Friday, Feb. 29, 2008
Postcard: Pasadena
By Sean Gregory
An applied-math major, Travis Haussler knows plenty about probability. But when asked to explain how the universe could allow Caltech, the college basketball team on which he plays, to lose 273 straight league games since 1985, Haussler is stumped. The Beavers--nature's engineers--had just dropped another heartbreaker, an overtime defeat to the University of La Verne, 80-74. Playing on its home court in Pasadena, the California Institute of Technology (Caltech's full name) had a 9-point lead in the first half. Yet the Beavers kept the most infamous streak in college hoops alive. "One little rebound, one little loose ball--if one part of the system gets perturbed a little bit, we win," says Haussler, staring blankly at a locker-room wall. "If you want to look at it scientifically."

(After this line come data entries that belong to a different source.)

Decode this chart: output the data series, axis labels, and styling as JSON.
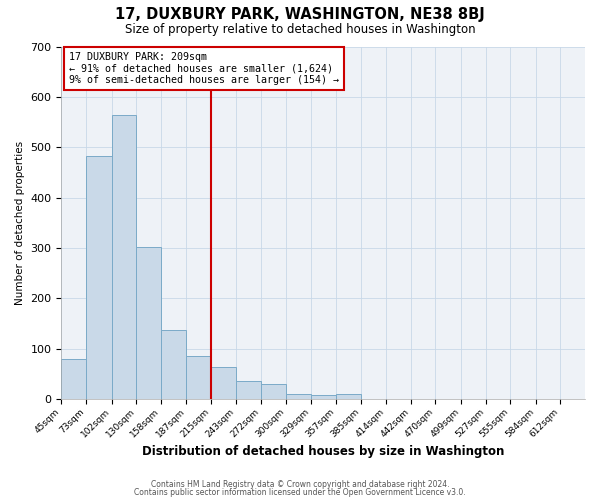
{
  "title": "17, DUXBURY PARK, WASHINGTON, NE38 8BJ",
  "subtitle": "Size of property relative to detached houses in Washington",
  "xlabel": "Distribution of detached houses by size in Washington",
  "ylabel": "Number of detached properties",
  "bin_labels": [
    "45sqm",
    "73sqm",
    "102sqm",
    "130sqm",
    "158sqm",
    "187sqm",
    "215sqm",
    "243sqm",
    "272sqm",
    "300sqm",
    "329sqm",
    "357sqm",
    "385sqm",
    "414sqm",
    "442sqm",
    "470sqm",
    "499sqm",
    "527sqm",
    "555sqm",
    "584sqm",
    "612sqm"
  ],
  "bin_edges": [
    45,
    73,
    102,
    130,
    158,
    187,
    215,
    243,
    272,
    300,
    329,
    357,
    385,
    414,
    442,
    470,
    499,
    527,
    555,
    584,
    612
  ],
  "bar_heights": [
    80,
    483,
    565,
    302,
    138,
    85,
    63,
    36,
    30,
    10,
    8,
    10,
    0,
    0,
    0,
    0,
    0,
    0,
    0,
    0
  ],
  "bar_color": "#c9d9e8",
  "bar_edgecolor": "#7aaac8",
  "property_line_x": 215,
  "annotation_title": "17 DUXBURY PARK: 209sqm",
  "annotation_line1": "← 91% of detached houses are smaller (1,624)",
  "annotation_line2": "9% of semi-detached houses are larger (154) →",
  "annotation_box_edgecolor": "#cc0000",
  "vline_color": "#cc0000",
  "ylim": [
    0,
    700
  ],
  "yticks": [
    0,
    100,
    200,
    300,
    400,
    500,
    600,
    700
  ],
  "grid_color": "#c8d8e8",
  "plot_bg_color": "#eef2f7",
  "footer1": "Contains HM Land Registry data © Crown copyright and database right 2024.",
  "footer2": "Contains public sector information licensed under the Open Government Licence v3.0."
}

March Madness, that postseason basketball binge of million-dollar sponsorships under the guise of amateur athletics, is upon us once again. The players at Caltech, who compete in the NCAA's Division III, its lowest rung, will never get an invite to that party. Playoffs? Caltech coach Roy Dow is looking for kids who can hang on to the ball. The team just finished 1-24 and, for the 23rd straight season, failed to win a game in the Southern California Intercollegiate Athletic Conference. The legendary science-and-engineering school may have 31 Nobel Prize winners to its name, and, sure, Einstein studied there. On the court, however, Caltech is light-years away from a championship.

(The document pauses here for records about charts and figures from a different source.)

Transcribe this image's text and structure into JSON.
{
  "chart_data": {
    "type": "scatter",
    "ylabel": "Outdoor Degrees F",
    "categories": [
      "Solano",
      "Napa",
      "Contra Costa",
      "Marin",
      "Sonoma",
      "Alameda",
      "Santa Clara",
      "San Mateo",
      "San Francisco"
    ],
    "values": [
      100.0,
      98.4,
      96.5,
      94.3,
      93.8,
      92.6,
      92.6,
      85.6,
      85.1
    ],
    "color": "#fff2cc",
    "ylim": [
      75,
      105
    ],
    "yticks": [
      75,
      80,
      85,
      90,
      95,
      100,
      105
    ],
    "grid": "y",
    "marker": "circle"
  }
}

Just eight of Caltech's 15 players even played on their high school hoops team. And if they gain any attention on the court now, it's just for being part of a spectacular losing tradition; the team and their coach are featured in a strangely inspiring documentary, Quantum Hoops, which will be out on dvd this spring.
With all the losing, why do the players bother playing ball? Basketball can be a 25-hours-a-week commitment. Shouldn't they use that time to get a head start on problem sets instead of slogging through practice after pulling all-nighters? "I have often asked myself that question," says Yang Hai, a 6-ft., 140-lb. (1.83 m, 63.5 kg) bench player. "I'm not that good. The team's not that good. What am I doing here?"
There is actually a very rational reason why these winners in life continue coming out for a losing team. "It keeps me sane," says Ben Faber, a freshman who plans to study theoretical physics. The school is a notorious pressure cooker, where even the summers are filled with high-stakes science. For example, freshman Ryan Elmquist will be mixing molecules for a Nobel Prize--winning chemist this summer. ("Ryan is going to be loving proton nuclear magnetic resonance spectroscopy," says the grad student supervising Elmquist's work.) Even a crushing loss can be something of an escape.
Will Caltech ever shine on the court? Dow is a committed coach. He just wishes the administration would show more support for sports. "The school strives for excellence in so many endeavors," he says. "Why should this other experience be so poor?" At other Division III schools, coaches and admissions officers often work together to identify potential players and set aside spots for a few who may not qualify academically for the school. Dow says he has a "nonexistent" relationship with the Caltech admissions office. "People here aren't comfortable with any guarantees," says Caltech admissions director Rick Bischoff.
There are signs of improvement, if not a quantum leap. Four years ago, the team lost by an average of 60 points, dropping games with scores like 108-16 and 127-32. This season Caltech lost by 29 points per game, took two league opponents into overtime and, for the second consecutive year, won a nonleague game (the team bounced Gallaudet in December). "We've had two straight winning seasons," brags Haussler, before correcting himself. "O.K., two seasons with a win." He laughs. "The paradigm is just different around here."